La missione andò a buon fine, considerando che ancora oggi ricordo perfettamente l’espressione di sdegno sul volto di quella me ancora minorenne (dettaglio che non aggiunge nulla, ma ci tenevo). Temo però che l’obiettivo fosse più ambizioso: invitarmi a porre un filtro un po’ più consistente nel passaggio fra pensiero e reazione esteriore.
Non a caso si dice che le mamme abbiano sempre ragione.
Perché le persone “trasparenti” ci piacciono sulla carta, ma nel concreto tendiamo a preferire quelle più pronte a dire ciò che vogliamo sentire. La sincerità non paga e praticarla è un’ottima tecnica per coltivarsi dei nemici.
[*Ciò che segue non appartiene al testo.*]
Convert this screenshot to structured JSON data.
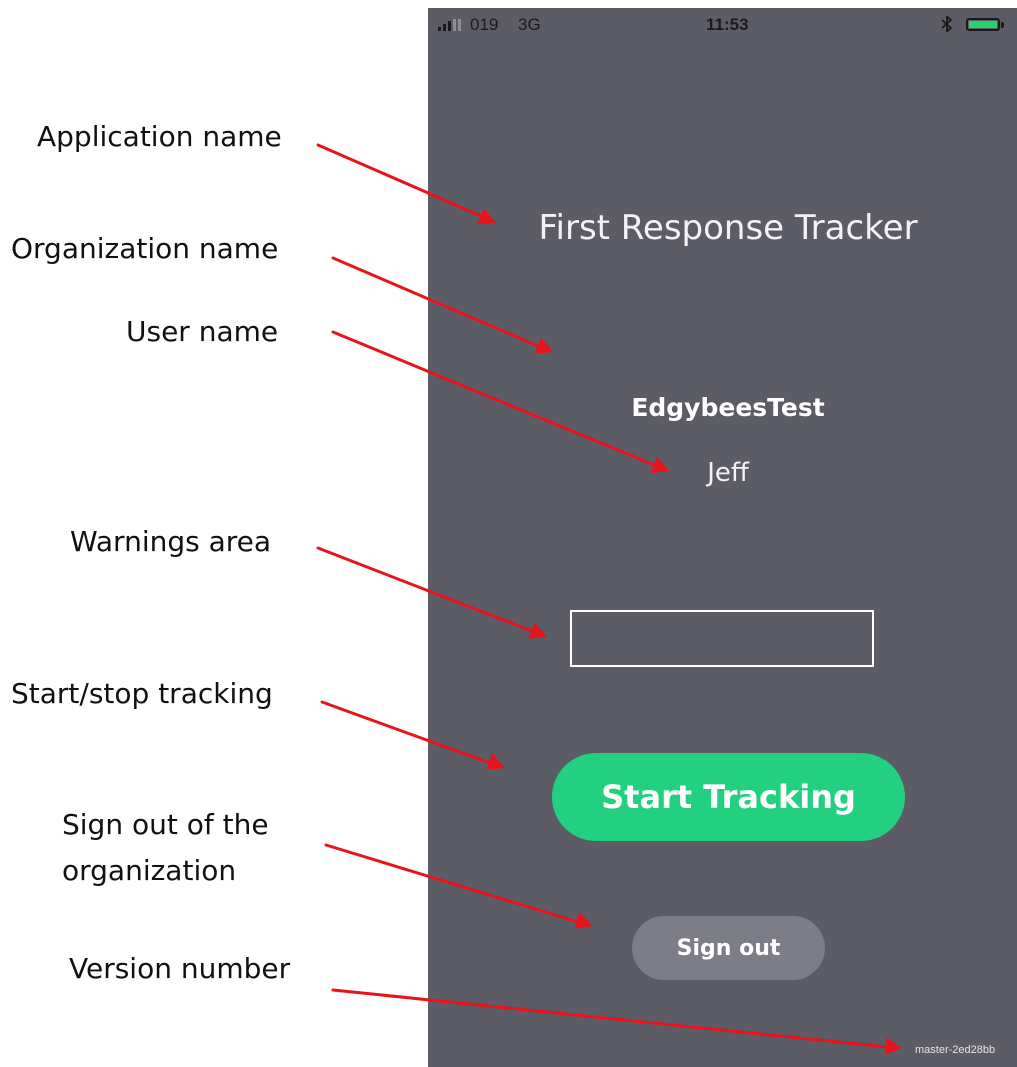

Tuttavia, come al solito, non seguii il consiglio di mia madre e so bene che ancora oggi mi capita di sfoderare quella  stessa faccia. Lo so perché i più attenti me lo fanno notare e a volte qualcuno mi chiede perfino: “Vabbè, ma tutti ‘sti anni di teatro manco a questo ti sono serviti?”.

No.

Anzi, mi sa che hanno lavorato in senso opposto. Il che mi offre nuovamente l’occasione perfetta per approfondire il dibattito “realtà della vita vs finzione della scena”, ma mi sento di rimandarlo ancora.
Mi limiterò soltanto a dire che, nonostante la mia incapacità di fingere in maniera credibile, che causa svariate complicazioni alla mia vita privata (dall’impossibilità di complimentarmi con le tante inconsapevoli madri di brutti neonati a quella di scartare con serenità un pacchetto regalo, fino alla lucida consapevolezza che la mia carriera si fermerà sempre un passo prima della leccata di culo, vale a dire qui), talvolta capita che io riesca lo stesso ad ingannare qualcuno.
Ma se fingo in scena non mi crede nessuno.